The abnormal modification of histone is an important factor restricting development of porcine cloned embryos. Overexpression of histone H3K9me3 demethylase KDM4 family can effectively improve the developmental efficiency of cloned embryos. In order to explore the effects of overexpression of H3K9me3 demethylase on the development of porcine cloned embryos, KDM4A mRNA and KDM4D mRNA were injected respectively into porcine cloned embryos at the 1-cell stage and 2-cell stage to detect the blastocyst rate; 2-cell stage cloned embryos injected with KDM4A mRNA and embryo injection water (the control group) at the 1-cell stage were collected to detect the expression level of H3K9me3, and 4-cell stage cloned embryos were collected for single cell transcriptome sequencing, then the sequencing data was analyzed with KEGG and GO. The results showed that the blastocyst rate of porcine cloned embryos injected with KDM4A mRNA at 1-cell stage was significantly higher than that of the control group (25.32 ± 0.74% vs 14.78 ± 0.87%), while cloned embryos injected with KDM4D mRNA had a similar blastocyst rate with cloned embryos in control group (16.27 ± 0.77% vs 14.78 ± 0.87%). Porcine cloned embryos injected with KDM4A mRNA and KDM4D mRNA at 2-cell stage had a similar blastocyst rate with cloned embryos in control group (32.18 ± 1.67%, 30.04 ± 0.91% vs 31.22 ± 1.40%). The expression level of H3K9me3 in cloned embryos injected with KDM4A mRNA at 1-cell stage was lower than that in control group. There were 133 differentially expressed genes detected by transcriptome sequencing, including 52 up-regulated genes and 81 down-regulated genes. Pathways enriched by GO analyses were mainly related to protein localization. Pathways enriched by KEGG analyses were related to cellular senescence and acute myeloid leukemia. These results suggest that overexpression of histone H3K9me3 demethylase KDM4A can significantly improve the developmental efficiency of porcine cloned embryos.

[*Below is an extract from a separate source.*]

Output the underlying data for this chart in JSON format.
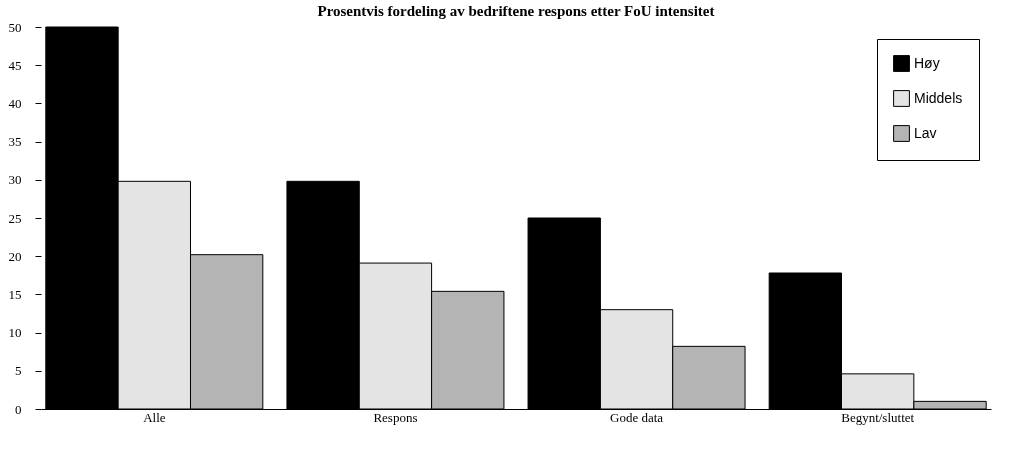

组蛋白异常修饰是克隆胚胎发育的重要制约因素,组蛋白H3K9me3去甲基化酶KDM4家族的过表达可以有效提高克隆胚胎的发育效率。为探究过表达H3K9me3去甲基化酶对猪克隆胚胎发育的影响,本研究在猪克隆胚胎1-细胞期和2-细胞期分别注射KDM4A mRNA和KDM4D mRNA检测胚胎的囊胚率;收集1-细胞期注射KDM4A mRNA和胚胎注射水(对照组)的2-细胞期克隆胚胎检测H3K9me3表达水平;此外,收集1-细胞期注射KDM4A mRNA和胚胎注射水的4-细胞期克隆胚胎进行单细胞转录组测序,并对测序数据进行GO与KEGG富集分析。结果显示:在1-细胞期注射KDM4A mRNA 的猪克隆胚胎囊胚率显著高于对照组(25.32 ± 0.74% vs 14.78 ± 0.87%),注射KDM4D mRNA对猪克隆胚胎囊胚率无明显作用(16.27 ± 0.77% vs 14.78 ± 0.87%);在2-细胞期注射KDM4A mRNA和KDM4D mRNA的克隆胚胎囊胚率与对照组相比均无显著差异(32.18 ± 1.67%、30.04 ± 0.91% vs 31.22 ± 1.40%)。在1-细胞期注射KDM4A mRNA的克隆胚胎组蛋白H3K9me3表达水平低于对照组。通过测序,筛选出133个差异表达基因,其中上调基因52个、下调基因81个,GO分析主要富集到与蛋白质定位相关的通路,KEGG分析富集到细胞衰老和急性髓细胞白血病等相关通路。本研究结果表明,过表达组蛋白H3K9me3去甲基化酶KDM4A可以显著提高猪克隆胚胎的发育效率。.
Keywords: H3K9me3; KDM4A; KDM4D; cloning embryo; pig.